The quota counts resources from all pods in the namespace, regardless of their status. A pod in Pending state still counts against the quota because its resource requests are reserved. Only Succeeded and Failed pods (terminal states) do not count.

This means: if you have 5 pods stuck in Pending (image pull error, scheduling failure), they still consume quota. New pods cannot be created until the stuck pods are cleaned up.

Quotas can be scoped to apply only to certain types of pods. Scopes narrow which pods count against the quota.

Applies only to pods with no resource requests or limits on any container:

apiVersion: v1
kind: ResourceQuota
metadata:
name: best-effort-quota
spec:
hard:
pods: "10"
scopes:
- BestEffort

This limits the number of BestEffort pods (pods without resource specs). Pods with resource specs are not affected.

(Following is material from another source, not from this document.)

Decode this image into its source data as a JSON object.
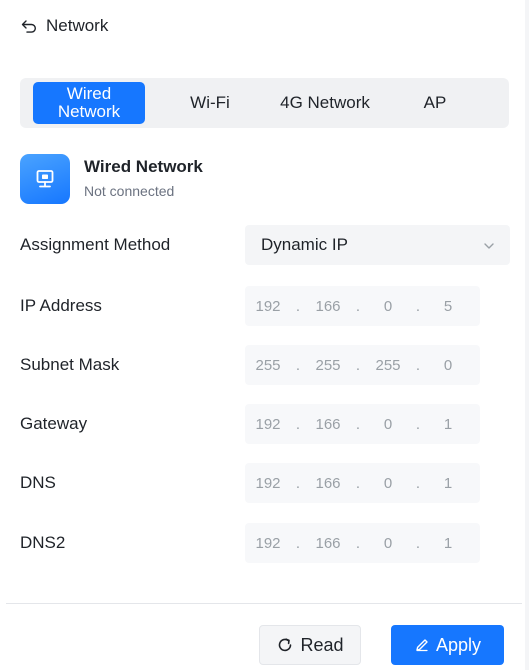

The inverse. Applies only to pods that have at least one container with resource requests or limits:

apiVersion: v1
kind: ResourceQuota
metadata:
name: not-best-effort-quota
spec:
hard:
requests.cpu: "4"
requests.memory: 8Gi
pods: "20"
scopes:
- NotBestEffort

These scope quotas based on whether pods have an activeDeadlineSeconds set:

  • Terminating: Pods with activeDeadlineSeconds set (Jobs, batch workloads)
  • NotTerminating: Pods without activeDeadlineSeconds (long-running services)
apiVersion: v1
kind: ResourceQuota
metadata:
name: batch-quota
spec:
hard:
pods: "50"
requests.cpu: "8"
scopes:
- Terminating

This allows up to 50 batch job pods consuming 8 CPU total, without affecting the quota for long-running services.

Quota can target pods of a specific priority class using scopeSelector:

apiVersion: v1
kind: ResourceQuota
metadata:
name: high-priority-quota
spec:
hard:
pods: "10"
requests.cpu: "4"
scopeSelector:
matchExpressions:
- operator: In
scopeName: PriorityClass
values:
- high-priority

This is powerful for multi-team clusters. You can give each team a quota for high-priority workloads and a separate, larger quota for low-priority workloads. High-priority pods are scarce and controlled. Low-priority pods can use more resources but get preempted first.

Added in v1.24. Limits the number of pods that use cross-namespace affinity terms:

apiVersion: v1
kind: ResourceQuota
metadata:
name: cross-ns-quota
spec:
hard:
pods: "5"
scopes:
- CrossNamespacePodAffinity

Cross-namespace affinity is a potential security concern because a pod in namespace A can influence scheduling near pods in namespace B. This scope limits that behavior.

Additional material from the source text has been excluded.